Like discussing bounce with an 80
 
A 100cf tank is plenty for a diver to conduct a dive
The rest is BS
Like discussing bounce with an 80

I've tried to understand you, but it's like reading sacred text. In a lost language.

100cf is a 15l, right? No idea of what does that have to do with the question though.
What rest? Everything is the rest?
Bounce with a 80?

Nope, sorry. Maybe I need a coffee to understand that.

Or LSD.
 
I've tried to understand you, but it's like reading sacred text. In a lost language.

100cf is a 15l, right? No idea of what does that have to do with the question though.
What rest? Everything is the rest?
Bounce with a 80?

Nope, sorry. Maybe I need a coffee to understand that.

Or LSD.

Keep your reg in your mouth and be prepared to turn your "CESA" into a "CEBA".
 
I think 100 cf is 12L - see http://www.scubaboard.com/forums/ba...psi-bar-scuba-tanks-rmv-sac-calculations.html
You're 100ft deep in a 12l tank, you're OOA and your buddy is nowhere to be found. You start a CESA, exhaling slowly and breathing the air your tank gives you as the pressure lowers.

It the following correct?:
- At 100ft an OOA 12l tank contains 46 liters of air.
- Every 33ft you go up, it gives you 12l of air.
- With deep breaths, taking into account you have to be careful with overexpansion, you'd get about 4l in each inspiration.
- So, you have about nine deep breaths to go up the 100ft to surface. (which looks like the perfect argument to explain someone that even in OOA there's no hurry to sprint up and die on the boat).
Well, you can debate the variables about how much expanded air you get at various depths on ascent vs how much you use when you inhale at various depths, but I'll tell you from my experience - it didn't work for me...

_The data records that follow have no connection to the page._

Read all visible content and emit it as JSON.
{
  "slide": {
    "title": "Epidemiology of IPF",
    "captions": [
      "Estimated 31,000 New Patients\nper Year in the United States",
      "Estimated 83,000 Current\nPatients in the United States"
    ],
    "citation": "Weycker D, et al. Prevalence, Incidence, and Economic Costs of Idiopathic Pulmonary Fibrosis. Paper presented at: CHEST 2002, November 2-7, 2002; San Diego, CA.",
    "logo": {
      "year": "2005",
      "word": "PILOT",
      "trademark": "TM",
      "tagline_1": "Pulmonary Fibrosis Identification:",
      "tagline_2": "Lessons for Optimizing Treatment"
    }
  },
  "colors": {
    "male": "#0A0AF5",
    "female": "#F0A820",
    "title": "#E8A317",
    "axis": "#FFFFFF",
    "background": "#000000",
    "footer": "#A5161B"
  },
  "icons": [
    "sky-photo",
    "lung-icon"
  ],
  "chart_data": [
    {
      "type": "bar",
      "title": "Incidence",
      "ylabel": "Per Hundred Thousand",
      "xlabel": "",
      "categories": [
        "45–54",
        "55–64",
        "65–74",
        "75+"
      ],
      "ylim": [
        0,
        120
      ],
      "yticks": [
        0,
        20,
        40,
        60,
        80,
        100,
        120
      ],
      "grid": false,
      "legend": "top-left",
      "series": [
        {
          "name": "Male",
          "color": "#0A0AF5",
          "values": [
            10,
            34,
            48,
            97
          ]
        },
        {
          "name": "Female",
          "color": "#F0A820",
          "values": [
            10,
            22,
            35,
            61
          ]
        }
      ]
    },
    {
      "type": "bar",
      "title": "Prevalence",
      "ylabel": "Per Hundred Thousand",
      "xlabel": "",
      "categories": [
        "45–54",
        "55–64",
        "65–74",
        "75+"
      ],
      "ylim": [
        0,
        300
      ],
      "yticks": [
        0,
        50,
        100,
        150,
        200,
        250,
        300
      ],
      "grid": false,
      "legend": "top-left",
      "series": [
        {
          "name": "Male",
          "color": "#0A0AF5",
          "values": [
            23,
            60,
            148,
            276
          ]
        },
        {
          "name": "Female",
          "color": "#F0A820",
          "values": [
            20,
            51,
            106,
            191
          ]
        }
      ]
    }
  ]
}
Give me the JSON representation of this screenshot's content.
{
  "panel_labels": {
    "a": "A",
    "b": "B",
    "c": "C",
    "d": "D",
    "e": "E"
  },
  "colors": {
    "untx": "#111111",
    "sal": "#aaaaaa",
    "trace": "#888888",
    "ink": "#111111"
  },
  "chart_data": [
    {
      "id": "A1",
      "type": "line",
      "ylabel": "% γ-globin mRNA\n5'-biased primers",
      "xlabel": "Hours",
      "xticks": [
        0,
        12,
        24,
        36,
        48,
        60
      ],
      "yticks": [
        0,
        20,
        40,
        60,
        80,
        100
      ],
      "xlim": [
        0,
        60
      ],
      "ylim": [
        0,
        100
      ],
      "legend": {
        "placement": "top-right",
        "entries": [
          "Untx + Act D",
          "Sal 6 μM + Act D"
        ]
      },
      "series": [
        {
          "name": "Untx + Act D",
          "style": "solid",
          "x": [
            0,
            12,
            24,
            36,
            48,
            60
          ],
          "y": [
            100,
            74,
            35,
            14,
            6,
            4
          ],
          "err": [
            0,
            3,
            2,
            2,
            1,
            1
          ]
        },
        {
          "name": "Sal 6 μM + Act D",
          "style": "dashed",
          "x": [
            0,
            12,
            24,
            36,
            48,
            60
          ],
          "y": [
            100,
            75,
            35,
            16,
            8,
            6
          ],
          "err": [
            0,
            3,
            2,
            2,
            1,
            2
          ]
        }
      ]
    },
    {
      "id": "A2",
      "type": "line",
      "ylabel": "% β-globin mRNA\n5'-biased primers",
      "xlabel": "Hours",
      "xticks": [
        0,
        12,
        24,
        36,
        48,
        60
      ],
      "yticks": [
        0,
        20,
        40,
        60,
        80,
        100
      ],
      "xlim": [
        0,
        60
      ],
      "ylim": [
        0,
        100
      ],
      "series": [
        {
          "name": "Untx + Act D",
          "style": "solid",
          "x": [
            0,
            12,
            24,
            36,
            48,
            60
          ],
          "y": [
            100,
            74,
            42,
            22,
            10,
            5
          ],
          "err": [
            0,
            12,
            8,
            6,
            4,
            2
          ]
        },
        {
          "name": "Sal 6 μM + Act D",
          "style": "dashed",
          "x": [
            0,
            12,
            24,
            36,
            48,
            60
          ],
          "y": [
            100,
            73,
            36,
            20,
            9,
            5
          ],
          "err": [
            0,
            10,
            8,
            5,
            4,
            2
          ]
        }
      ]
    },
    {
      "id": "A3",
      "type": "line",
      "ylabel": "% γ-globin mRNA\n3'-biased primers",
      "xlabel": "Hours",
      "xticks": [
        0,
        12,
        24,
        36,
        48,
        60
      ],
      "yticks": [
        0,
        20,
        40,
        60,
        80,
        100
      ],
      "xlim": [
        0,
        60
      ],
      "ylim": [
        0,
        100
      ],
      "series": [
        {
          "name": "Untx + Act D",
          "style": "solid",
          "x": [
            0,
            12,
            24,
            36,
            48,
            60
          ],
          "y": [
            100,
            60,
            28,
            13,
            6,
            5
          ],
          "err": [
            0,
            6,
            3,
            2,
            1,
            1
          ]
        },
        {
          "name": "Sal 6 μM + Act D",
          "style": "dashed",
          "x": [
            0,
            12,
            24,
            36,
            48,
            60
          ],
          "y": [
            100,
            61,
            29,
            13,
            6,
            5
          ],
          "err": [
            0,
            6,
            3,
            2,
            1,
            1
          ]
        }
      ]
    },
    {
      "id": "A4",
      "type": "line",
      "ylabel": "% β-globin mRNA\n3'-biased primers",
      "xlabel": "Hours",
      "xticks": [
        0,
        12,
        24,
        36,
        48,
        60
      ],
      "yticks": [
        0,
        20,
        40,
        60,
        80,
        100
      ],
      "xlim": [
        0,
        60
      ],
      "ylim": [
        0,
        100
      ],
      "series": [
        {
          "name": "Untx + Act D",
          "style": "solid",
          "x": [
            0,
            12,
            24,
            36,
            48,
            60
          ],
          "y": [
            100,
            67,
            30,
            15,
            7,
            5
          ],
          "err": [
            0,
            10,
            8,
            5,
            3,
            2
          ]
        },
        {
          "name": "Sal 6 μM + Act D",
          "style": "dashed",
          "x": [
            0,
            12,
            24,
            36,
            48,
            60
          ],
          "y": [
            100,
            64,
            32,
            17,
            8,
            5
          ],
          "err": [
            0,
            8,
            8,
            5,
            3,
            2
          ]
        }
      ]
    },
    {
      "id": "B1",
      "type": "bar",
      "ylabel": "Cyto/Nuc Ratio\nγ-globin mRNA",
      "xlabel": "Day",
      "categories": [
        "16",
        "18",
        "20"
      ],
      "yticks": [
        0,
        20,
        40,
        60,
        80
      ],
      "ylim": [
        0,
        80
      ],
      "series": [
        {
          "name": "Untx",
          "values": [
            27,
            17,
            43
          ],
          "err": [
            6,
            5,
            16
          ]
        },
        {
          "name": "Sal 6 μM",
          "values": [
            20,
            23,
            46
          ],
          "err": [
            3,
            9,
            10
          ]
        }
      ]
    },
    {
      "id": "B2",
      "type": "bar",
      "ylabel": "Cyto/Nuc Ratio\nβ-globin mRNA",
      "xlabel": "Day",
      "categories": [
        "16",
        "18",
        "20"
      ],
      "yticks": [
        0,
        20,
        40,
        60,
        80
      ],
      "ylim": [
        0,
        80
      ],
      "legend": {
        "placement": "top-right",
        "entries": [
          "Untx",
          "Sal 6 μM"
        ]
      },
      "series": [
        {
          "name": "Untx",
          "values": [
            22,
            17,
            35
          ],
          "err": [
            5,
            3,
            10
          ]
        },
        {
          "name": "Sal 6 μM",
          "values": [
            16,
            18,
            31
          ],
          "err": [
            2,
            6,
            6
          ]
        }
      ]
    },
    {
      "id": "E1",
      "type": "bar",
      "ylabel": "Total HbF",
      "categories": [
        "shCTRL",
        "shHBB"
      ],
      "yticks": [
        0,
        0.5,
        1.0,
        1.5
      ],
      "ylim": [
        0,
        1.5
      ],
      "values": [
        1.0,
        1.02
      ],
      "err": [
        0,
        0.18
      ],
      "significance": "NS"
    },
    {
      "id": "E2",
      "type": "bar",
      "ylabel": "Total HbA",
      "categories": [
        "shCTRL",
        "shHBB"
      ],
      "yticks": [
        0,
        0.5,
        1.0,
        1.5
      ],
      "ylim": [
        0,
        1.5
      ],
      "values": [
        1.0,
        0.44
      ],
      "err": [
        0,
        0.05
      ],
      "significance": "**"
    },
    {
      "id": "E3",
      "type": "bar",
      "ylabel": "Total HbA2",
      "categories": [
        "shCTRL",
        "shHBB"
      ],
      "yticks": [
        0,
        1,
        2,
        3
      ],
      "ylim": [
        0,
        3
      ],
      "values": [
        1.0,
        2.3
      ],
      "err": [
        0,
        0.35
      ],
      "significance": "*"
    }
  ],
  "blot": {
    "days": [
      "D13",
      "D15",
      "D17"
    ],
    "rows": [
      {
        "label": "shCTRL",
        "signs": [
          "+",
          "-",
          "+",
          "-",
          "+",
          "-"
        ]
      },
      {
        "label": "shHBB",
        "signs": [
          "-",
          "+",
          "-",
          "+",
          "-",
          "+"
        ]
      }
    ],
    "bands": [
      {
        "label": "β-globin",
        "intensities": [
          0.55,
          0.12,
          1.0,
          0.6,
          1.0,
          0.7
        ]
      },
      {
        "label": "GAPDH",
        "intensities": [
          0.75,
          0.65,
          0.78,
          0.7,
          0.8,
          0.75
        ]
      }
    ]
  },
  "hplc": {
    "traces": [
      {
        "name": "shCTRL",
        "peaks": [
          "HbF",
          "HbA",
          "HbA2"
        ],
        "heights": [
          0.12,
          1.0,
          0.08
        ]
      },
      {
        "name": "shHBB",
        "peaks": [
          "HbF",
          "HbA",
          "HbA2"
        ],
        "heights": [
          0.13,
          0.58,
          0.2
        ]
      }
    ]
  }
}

We were about 100 ft down with me following my bud as he followed the DM thru swim thrus and I tried to signal him 3 times that I was getting low before accepting that he was going to ignore me and follow the DM - so I left him in the DMs care and bailed with a few hundred psi in a 100 cf tank. I really don't remember the specifics as narcosis and excitement were in play, but I did have air left - just not enough to make the surface. I had to switch to my pony before the SS. We later had a discussion about the signals we'd practiced in the past, but were missed that time - and I wonder if I should have tried to grab him, but the swim thru he was approaching was tight and he was in good care with the DM, so I called it best I could.

Another trip, I actually screwed up and did a CESA from 50 ft on a single 80 cf, no pony - but for that ascent I did hurry more, but ran out of lung air at one point, stopped to breath in from newly expanded air, then continued up exhaling.

If anything, you can learn more from my mistakes than what I get right - so make of that what you will, but if you hit zero on your spg alone at 100 ft, I suggest you hurry your ascent - but be careful about inhaling while ascending. I stopped for that.
 
I try to share from my screw ups and how I survived them in hopes of helping others, but that certainly comes with a cost. Just try to avoid my mistakes.
 
"(which looks like the perfect argument to explain someone that even in OOA there's no hurry to sprint up and die on the boat)."

I think when you get negative feedback from your question it will be because of that last part.

If you have done everything else right, except of course run out of air, then a quick swim to the surface without holding your breath won't leave you dead on the boat.

Like Don said, if you want to figure out how much air you get on your way up, that's fine and fun, but should not really be factored into the emergency ascent.

Now everyone can carry on with the math...
 
How come you're running out of air, anyway?!? :confused: Surely you learnt, right back in Scuba 101, to check your air gauge - didn't you?!? And to start coming up at 50 bar (or approaching the red mark, whatever system you use)? You did, didn't you? Thought so... So why stop, just because you've done a few dives? The maths is irrelevant - watch your gauge, act your age, and stay alive!